Transcript

TERESA CREMIN:
Well, I've been involved in several research projects and led some of them that look at Reading for Pleasure in various ways. The two I want to profile here would be interlinked studies. Phase one was about a large national survey of 1,200 teachers in England. And what that explored was what they read for pleasure and what they knew of children's literature. The key finding from that was that their knowledge of children's literature was very scant, very limited, insufficient arguably to develop readers in school and develop children who want to read for pleasure.
So our second study worked alongside teachers-- alongside 45 teachers from 27 schools and we explored what difference it makes if a teacher has a wider subject knowledge, a richer repertoire of children's literature and other texts. What difference it makes if those teachers position themselves as reading teachers, teachers who read, and readers who teach and who explore that interplay. What difference it makes when those teachers have a developed knowledge of their children as readers in class.

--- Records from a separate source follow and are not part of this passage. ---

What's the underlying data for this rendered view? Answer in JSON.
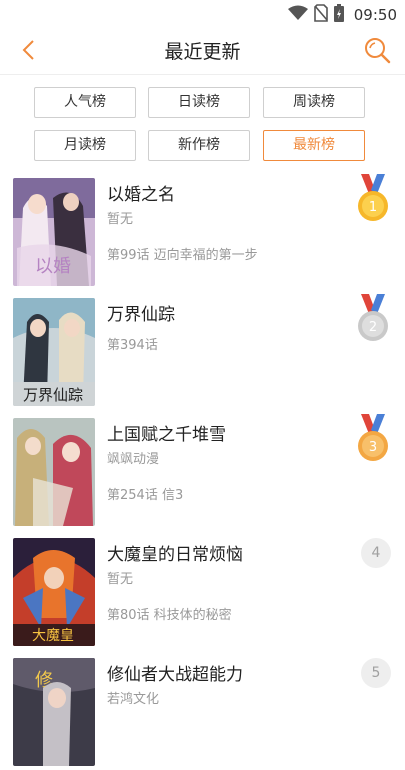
{
  "status": {
    "time": "09:50"
  },
  "header": {
    "title": "最近更新"
  },
  "tabs": [
    {
      "label": "人气榜",
      "active": false
    },
    {
      "label": "日读榜",
      "active": false
    },
    {
      "label": "周读榜",
      "active": false
    },
    {
      "label": "月读榜",
      "active": false
    },
    {
      "label": "新作榜",
      "active": false
    },
    {
      "label": "最新榜",
      "active": true
    }
  ],
  "items": [
    {
      "title": "以婚之名",
      "author": "暂无",
      "chapter": "第99话 迈向幸福的第一步",
      "rank": "1",
      "rank_style": "gold"
    },
    {
      "title": "万界仙踪",
      "author": "",
      "chapter": "第394话",
      "rank": "2",
      "rank_style": "silver"
    },
    {
      "title": "上国赋之千堆雪",
      "author": "飒飒动漫",
      "chapter": "第254话 信3",
      "rank": "3",
      "rank_style": "bronze"
    },
    {
      "title": "大魔皇的日常烦恼",
      "author": "暂无",
      "chapter": "第80话 科技体的秘密",
      "rank": "4",
      "rank_style": "plain"
    },
    {
      "title": "修仙者大战超能力",
      "author": "若鸿文化",
      "chapter": "",
      "rank": "5",
      "rank_style": "plain"
    }
  ],
  "colors": {
    "accent": "#f08a3c",
    "gold": "#f6b72a",
    "silver": "#c9c9c9",
    "bronze": "#f3a743",
    "ribbon_red": "#e0453a",
    "ribbon_blue": "#4a7fd6"
  }
}
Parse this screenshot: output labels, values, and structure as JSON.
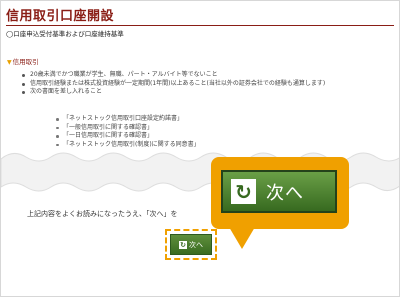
{
  "page": {
    "title": "信用取引口座開設",
    "subheading": "◯口座申込受付基準および口座維持基準"
  },
  "section": {
    "title": "信用取引",
    "marker_icon": "triangle-down-icon"
  },
  "criteria": [
    "20歳未満でかつ職業が学生、無職、パート・アルバイト等でないこと",
    "信用取引経験または株式投資経験が一定期間(1年間)以上あること(当社以外の証券会社での経験も通算します)",
    "次の書面を差し入れること"
  ],
  "documents": [
    "「ネットストック信用取引口座設定約諾書」",
    "「一般信用取引に関する確認書」",
    "「一日信用取引に関する確認書」",
    "「ネットストック信用取引(制度)に関する同意書」"
  ],
  "instruction": "上記内容をよくお読みになったうえ、「次へ」を",
  "buttons": {
    "next_small": {
      "label": "次へ",
      "icon": "arrow-return-icon"
    },
    "next_large": {
      "label": "次へ",
      "icon": "arrow-return-icon"
    }
  },
  "colors": {
    "title": "#8a1e16",
    "accent": "#f0a000",
    "button": "#3a6b22"
  }
}
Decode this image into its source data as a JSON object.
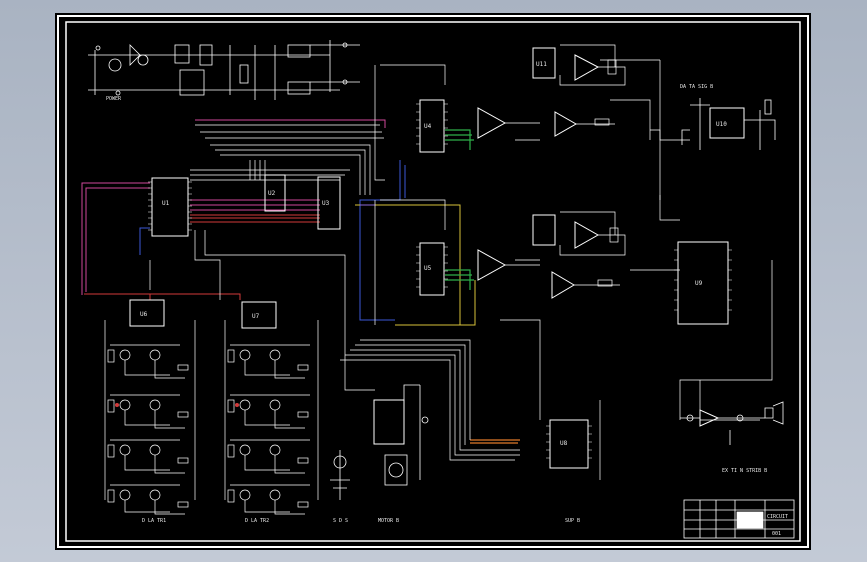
{
  "sheet": {
    "background": "#000000",
    "line_color": "#ffffff",
    "accent_colors": {
      "magenta": "#d1489a",
      "red": "#d23a3a",
      "blue": "#3b59d6",
      "yellow": "#d8c23a",
      "green": "#2fb04a",
      "orange": "#e07a2a",
      "violet": "#8d6ad6"
    }
  },
  "labels": {
    "power": "POWER",
    "chip_u1": "U1",
    "chip_u2": "U2",
    "chip_u3": "U3",
    "chip_u4": "U4",
    "chip_u5": "U5",
    "chip_u6": "U6",
    "chip_u7": "U7",
    "chip_u8": "U8",
    "chip_u9": "U9",
    "chip_ref": "U10",
    "chip_regulator": "U11",
    "label_right_top": "DA TA SIG B",
    "label_right_bottom": "EX TI N STRIB B",
    "label_bottom_left1": "D LA TR1",
    "label_bottom_left2": "D LA TR2",
    "label_bottom_mid1": "S D S",
    "label_bottom_mid2": "MOTOR B",
    "label_bottom_mid3": "SUP B",
    "title_block_name": "CIRCUIT",
    "title_block_no": "001"
  }
}
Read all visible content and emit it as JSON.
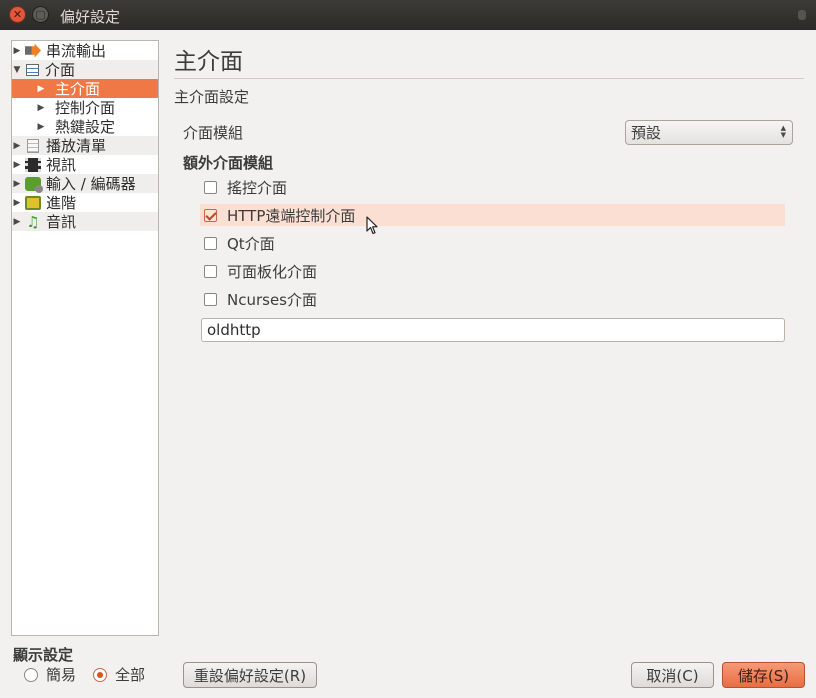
{
  "window": {
    "title": "偏好設定"
  },
  "tree": {
    "items": [
      {
        "label": "串流輸出",
        "arrow": "▶",
        "icon": "stream-output-icon"
      },
      {
        "label": "介面",
        "arrow": "▼",
        "icon": "interface-icon"
      },
      {
        "label": "主介面",
        "arrow": "▶",
        "icon": ""
      },
      {
        "label": "控制介面",
        "arrow": "▶",
        "icon": ""
      },
      {
        "label": "熱鍵設定",
        "arrow": "▶",
        "icon": ""
      },
      {
        "label": "播放清單",
        "arrow": "▶",
        "icon": "playlist-icon"
      },
      {
        "label": "視訊",
        "arrow": "▶",
        "icon": "video-icon"
      },
      {
        "label": "輸入 / 編碼器",
        "arrow": "▶",
        "icon": "codec-icon"
      },
      {
        "label": "進階",
        "arrow": "▶",
        "icon": "advanced-icon"
      },
      {
        "label": "音訊",
        "arrow": "▶",
        "icon": "audio-icon"
      }
    ],
    "selected": "主介面"
  },
  "main": {
    "page_title": "主介面",
    "section_title": "主介面設定",
    "module_label": "介面模組",
    "module_value": "預設",
    "extra_title": "額外介面模組",
    "extra_modules": [
      {
        "label": "搖控介面",
        "checked": false
      },
      {
        "label": "HTTP遠端控制介面",
        "checked": true
      },
      {
        "label": "Qt介面",
        "checked": false
      },
      {
        "label": "可面板化介面",
        "checked": false
      },
      {
        "label": "Ncurses介面",
        "checked": false
      }
    ],
    "extra_modules_value": "oldhttp"
  },
  "footer": {
    "show_settings_title": "顯示設定",
    "radio_simple": "簡易",
    "radio_all": "全部",
    "selected_mode": "全部",
    "reset_label": "重設偏好設定(R)",
    "cancel_label": "取消(C)",
    "save_label": "儲存(S)"
  },
  "colors": {
    "accent": "#f07746",
    "hover_row": "#fbdfd3",
    "titlebar": "#2b2a27"
  }
}
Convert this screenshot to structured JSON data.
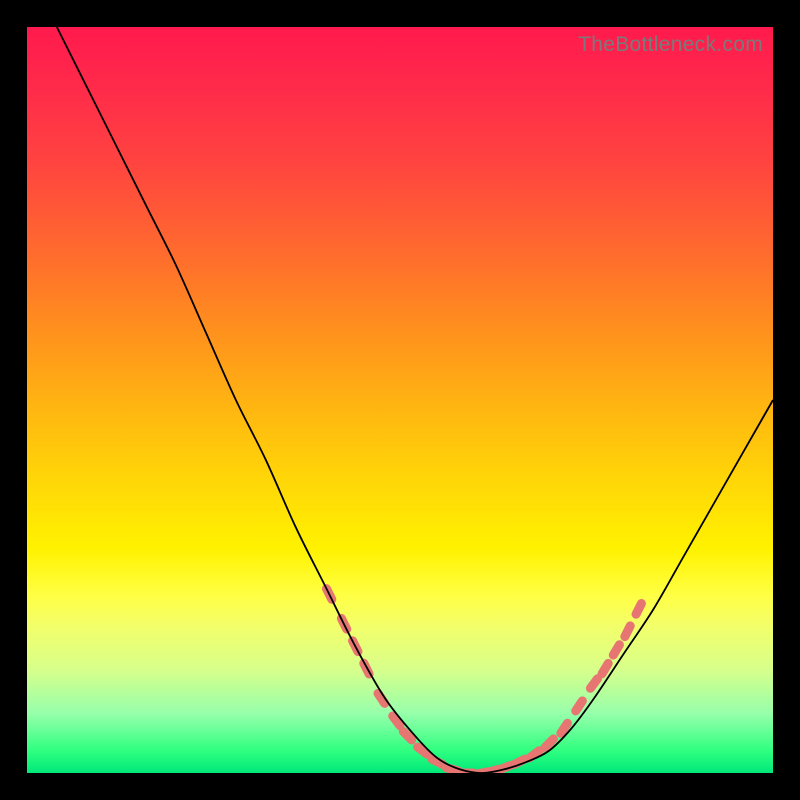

And the findings also suggested that a significant taking responsibility for a Reading for Pleasure pedagogy was also impactful on young people's attainment in reading but also their pleasure in reading. And if those kind of strands of our findings were woven together, we found that in those classrooms teachers developed richly reciprocal communities of readers where there was give and take, conversation around reading, sharing of texts, and pleasure in it. We summarised it in this book around reading for pleasure and tried to articulate the key findings from that work in here.